The AWS article I read got me thinking about another platform which I’m more familiar with and which started my whole web development journey – Wordpress. About 30% of websites on the internet is powered by Wordpress. That’s a huuuge chunk of internet real estate that no other content management systems had yet to come close to matching. The next in line is Joomla which stands at a pale 3%. And if you’re familiar with Wordpress, it’s a crazily massive ecosystem of themes, plugins, code scripts.
Unbundling Wordpress themes
Just looking at the themes alone, is crazy. Just based on Themeforest, a dominant marketplace for Wordpress themes, there’s already thousands for each industry –
- Blogs/Magazines
- Creative
- Corporate
- Retail
- Technology
- Nonprofit
- Entertainment
- Wedding
- Miscellaneous
- Mobile
- BuddyPress (forums, social networks)
- eCommerce
- Real estate
- Education
I’d always felt that this list pretty much maps out all the use cases for websites on the internet. So imagine unbundling each industry out from generic Wordpress system and building out a specific website builder/hosting platform for that industry.
There’s loads of examples of website builders that caters to a specific industry niche, like say restaurants. There’s a market for this because of barrier to learning and time/cost savings. It’s too massive a task for a restaurateur to have to go figure out generic Wordpress to make her website and and fiddle with the different plugins for her table booking system (other than of course, paying multifold more for custom development). So restaurant website builders make sense.
Just unbundling the industry use cases already has so much business opportunities. You can go even further and segment even more verticals based on each broad one, for example, under Food & Beverage, you can segment into restaurants, food order and delivery, food trucks, etc, each with their own interesting and unique use cases.

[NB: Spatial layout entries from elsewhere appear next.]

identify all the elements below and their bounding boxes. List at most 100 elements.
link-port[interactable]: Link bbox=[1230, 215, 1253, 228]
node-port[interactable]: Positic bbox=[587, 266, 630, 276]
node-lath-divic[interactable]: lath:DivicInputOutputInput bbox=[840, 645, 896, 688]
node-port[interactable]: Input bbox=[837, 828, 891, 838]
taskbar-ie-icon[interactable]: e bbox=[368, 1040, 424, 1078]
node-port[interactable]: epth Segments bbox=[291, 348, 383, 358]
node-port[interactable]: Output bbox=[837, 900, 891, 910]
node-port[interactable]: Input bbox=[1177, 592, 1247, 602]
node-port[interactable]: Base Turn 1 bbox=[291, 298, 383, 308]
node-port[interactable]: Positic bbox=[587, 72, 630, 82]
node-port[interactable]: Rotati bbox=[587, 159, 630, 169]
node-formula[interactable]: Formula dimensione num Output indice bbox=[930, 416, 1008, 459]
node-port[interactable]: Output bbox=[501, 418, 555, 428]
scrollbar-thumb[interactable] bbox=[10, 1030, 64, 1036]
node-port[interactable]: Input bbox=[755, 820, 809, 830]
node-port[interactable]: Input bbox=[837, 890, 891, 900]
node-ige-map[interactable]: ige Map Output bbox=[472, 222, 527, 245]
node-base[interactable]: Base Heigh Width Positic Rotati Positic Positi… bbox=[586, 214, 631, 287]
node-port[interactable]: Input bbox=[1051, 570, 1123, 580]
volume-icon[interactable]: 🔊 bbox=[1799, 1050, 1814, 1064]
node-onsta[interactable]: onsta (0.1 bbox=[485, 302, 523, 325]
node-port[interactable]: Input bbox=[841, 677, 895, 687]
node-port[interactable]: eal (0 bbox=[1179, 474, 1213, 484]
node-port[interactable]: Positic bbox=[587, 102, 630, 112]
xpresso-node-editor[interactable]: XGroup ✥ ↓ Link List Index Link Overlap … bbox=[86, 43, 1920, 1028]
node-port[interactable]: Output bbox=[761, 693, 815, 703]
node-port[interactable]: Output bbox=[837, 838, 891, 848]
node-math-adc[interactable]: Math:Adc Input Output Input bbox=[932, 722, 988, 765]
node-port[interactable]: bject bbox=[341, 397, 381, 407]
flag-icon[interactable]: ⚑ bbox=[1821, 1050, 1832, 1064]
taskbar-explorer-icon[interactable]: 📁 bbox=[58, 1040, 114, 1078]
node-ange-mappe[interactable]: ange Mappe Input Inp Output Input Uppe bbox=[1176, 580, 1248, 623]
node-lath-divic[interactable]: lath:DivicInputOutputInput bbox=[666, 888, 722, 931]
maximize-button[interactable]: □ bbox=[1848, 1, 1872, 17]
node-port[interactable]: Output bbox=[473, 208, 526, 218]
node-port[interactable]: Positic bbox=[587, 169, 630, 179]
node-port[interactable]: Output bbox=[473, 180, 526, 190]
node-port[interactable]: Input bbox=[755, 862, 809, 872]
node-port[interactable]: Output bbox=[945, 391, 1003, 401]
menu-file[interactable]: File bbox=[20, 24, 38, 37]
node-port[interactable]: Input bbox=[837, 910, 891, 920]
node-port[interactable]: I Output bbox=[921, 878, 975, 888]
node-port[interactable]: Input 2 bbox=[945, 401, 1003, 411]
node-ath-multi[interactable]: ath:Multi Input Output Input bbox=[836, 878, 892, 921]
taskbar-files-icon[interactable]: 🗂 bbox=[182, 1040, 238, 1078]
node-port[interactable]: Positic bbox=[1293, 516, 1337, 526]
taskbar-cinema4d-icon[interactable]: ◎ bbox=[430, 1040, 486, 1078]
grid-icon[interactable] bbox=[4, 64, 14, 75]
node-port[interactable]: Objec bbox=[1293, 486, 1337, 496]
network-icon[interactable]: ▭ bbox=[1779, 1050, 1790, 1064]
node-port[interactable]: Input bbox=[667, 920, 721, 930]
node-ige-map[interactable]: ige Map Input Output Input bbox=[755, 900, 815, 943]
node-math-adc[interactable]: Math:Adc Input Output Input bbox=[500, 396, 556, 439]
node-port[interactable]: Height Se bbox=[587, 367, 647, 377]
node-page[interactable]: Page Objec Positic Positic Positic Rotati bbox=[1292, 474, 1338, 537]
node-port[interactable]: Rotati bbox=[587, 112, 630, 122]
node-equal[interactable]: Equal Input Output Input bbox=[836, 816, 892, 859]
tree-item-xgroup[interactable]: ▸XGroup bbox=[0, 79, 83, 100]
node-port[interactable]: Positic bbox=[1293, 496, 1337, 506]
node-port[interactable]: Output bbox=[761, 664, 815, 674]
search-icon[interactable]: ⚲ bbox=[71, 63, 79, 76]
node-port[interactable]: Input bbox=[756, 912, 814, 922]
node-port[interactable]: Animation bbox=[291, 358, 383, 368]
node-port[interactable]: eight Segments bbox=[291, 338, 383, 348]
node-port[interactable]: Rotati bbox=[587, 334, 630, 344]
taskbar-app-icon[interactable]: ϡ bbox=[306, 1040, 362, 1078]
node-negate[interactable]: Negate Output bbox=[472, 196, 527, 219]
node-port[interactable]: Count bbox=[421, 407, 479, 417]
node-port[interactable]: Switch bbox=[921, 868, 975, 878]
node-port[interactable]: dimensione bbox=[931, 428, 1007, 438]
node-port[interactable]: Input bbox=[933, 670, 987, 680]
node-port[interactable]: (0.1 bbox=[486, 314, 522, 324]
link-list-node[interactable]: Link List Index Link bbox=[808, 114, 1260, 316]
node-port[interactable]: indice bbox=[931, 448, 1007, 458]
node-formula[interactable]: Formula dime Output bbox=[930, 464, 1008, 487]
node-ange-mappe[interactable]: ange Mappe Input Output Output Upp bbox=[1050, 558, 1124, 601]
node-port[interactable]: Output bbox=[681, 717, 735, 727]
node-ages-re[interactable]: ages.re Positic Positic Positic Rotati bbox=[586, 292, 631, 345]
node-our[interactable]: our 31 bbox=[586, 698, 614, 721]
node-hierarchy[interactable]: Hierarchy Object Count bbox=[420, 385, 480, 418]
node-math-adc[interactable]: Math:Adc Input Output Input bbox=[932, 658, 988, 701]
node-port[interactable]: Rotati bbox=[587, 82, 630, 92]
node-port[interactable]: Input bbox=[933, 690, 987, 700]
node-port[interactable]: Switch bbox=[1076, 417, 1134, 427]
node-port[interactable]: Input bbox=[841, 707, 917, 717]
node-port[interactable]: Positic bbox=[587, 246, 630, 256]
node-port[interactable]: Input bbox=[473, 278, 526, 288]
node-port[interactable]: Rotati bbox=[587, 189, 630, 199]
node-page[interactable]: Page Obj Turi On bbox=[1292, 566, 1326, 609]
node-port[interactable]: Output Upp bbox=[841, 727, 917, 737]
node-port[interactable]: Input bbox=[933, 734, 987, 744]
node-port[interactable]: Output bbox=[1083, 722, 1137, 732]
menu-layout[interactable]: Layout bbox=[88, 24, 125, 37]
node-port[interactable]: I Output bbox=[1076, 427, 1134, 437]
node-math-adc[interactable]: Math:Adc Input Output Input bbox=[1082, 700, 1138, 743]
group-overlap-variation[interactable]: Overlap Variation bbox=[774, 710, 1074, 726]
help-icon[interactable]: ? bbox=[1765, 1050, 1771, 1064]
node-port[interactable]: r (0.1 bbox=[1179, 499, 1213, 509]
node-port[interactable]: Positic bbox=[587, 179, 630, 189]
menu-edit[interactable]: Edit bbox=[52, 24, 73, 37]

Unbundling Wordpress plugins
This is another opportunity here. Just look at Codecanyon, here’s the different Wordpress plugin categories sold –
- eCommerce
- Interface elements
- Forms
- Social networking
- Media
- Gallery
- Advertising
- Calendars
- SEO
- Widgets
- Newsletters
- Memberships
- Forums
Unlike Wordpress theme categories which map industry use cases, the categories of Wordpress plugins map out the common features that every website needs.
There’s already stand-alone SaaS products that serve some of the plugin categories. Typeform is one example for the forms category. Mailchimp for newsletters. Shopify for eCommerce. Or to compare apples to apples, plugins to plugins, you have static form providers like Getform which you can ‘plug’ into your website using their API. Another way to segment further is to create one for your favourite code framework - a forms provider for specifically say, React. The list can go on and on and on……
Treasure throve of startup/product ideas
I can’t even properly wrap my head around the magnitude of potential ideas by unbundling Wordpress. It’s like an infinite wellspring of startup muses. So much that, I probably have too much inspiration to chew through and need to just selectively look at what I’m interested in or good at.
So so so much inspiration, so little time.